Programming style
These are suggestions for programming style, some undisputable, some my (Stanisław Halik) whims.

  • Always put parenthesis after the previous expression on its line, never on a line by itself. If you have trouble reading code formatted in this way, ignore the parens (or make them disappear by regexp-replace or font lock) and look at indentation.
  • Use long, descriptive variable names. It's +buffer-size+, not +BUFSIZ+ or similar. This immensely helps reading comprehension and generally alleviates the need to comment the code (see below).
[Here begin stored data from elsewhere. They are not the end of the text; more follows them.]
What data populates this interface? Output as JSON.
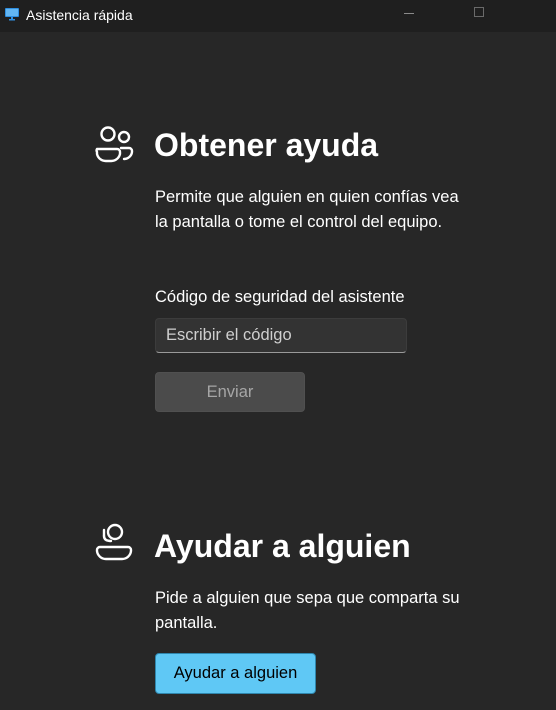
{
  "window": {
    "title": "Asistencia rápida",
    "app_icon": "monitor-icon",
    "controls": [
      "minimize-icon",
      "maximize-icon"
    ]
  },
  "get_help": {
    "icon": "people-icon",
    "title": "Obtener ayuda",
    "description": "Permite que alguien en quien confías vea la pantalla o tome el control del equipo.",
    "code_label": "Código de seguridad del asistente",
    "code_placeholder": "Escribir el código",
    "code_value": "",
    "submit_label": "Enviar",
    "submit_enabled": false
  },
  "give_help": {
    "icon": "person-headset-icon",
    "title": "Ayudar a alguien",
    "description": "Pide a alguien que sepa que comparta su pantalla.",
    "button_label": "Ayudar a alguien"
  },
  "colors": {
    "background": "#272727",
    "titlebar": "#1f1f1f",
    "accent": "#5fc8f5",
    "disabled_button": "#4b4b4b"
  }
}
I can't bring myself to read uncommented code in languages that don't allow hyphens in variable names, while I can read people's Lisp just fine. It doesn't apply when abbreviations are widely known (e.g.retval, i). Also abbreviate extremely long symbol names, e.g. frobnicate-svuc might be preferred to frobnicate-slot-value-using-class if the code is expected to fit in 80 columns.
  • Comment non-obvious stuff. For instance, once I wrote the following code:

    (defmacro fn (&environment env &body body)
      (with-walker-configuration (:undefined-reference-handler nil)
        ;; .VARS is modified implicitly in macroexpansion of the form
        ;; package protects against leaking symbols
        (let* ((.vars nil)
               (macro-name (gensym))
               (ret (macroexpand-all `(macrolet ((,macro-name ()
                                                   (car (push (gensym) .vars))))
                                        (symbol-macrolet ((_ (,macro-name)))
                                          (progn . ,body)))
                                     env)))
          (declare (special .vars))
          `(lambda ,(reverse .vars)
             ,ret))))

    and had to add the comment because it wasn't immediately obvious what this code does.

  • Instead of (if some-list .. ...) use (if (not (endp some-list)) ... ...). Instead of (if (lookup foo) ... ...) use (if (not (null (lookup foo))) ... ...). Basically, only use a bare expression in conditionals if it uses the -p convention.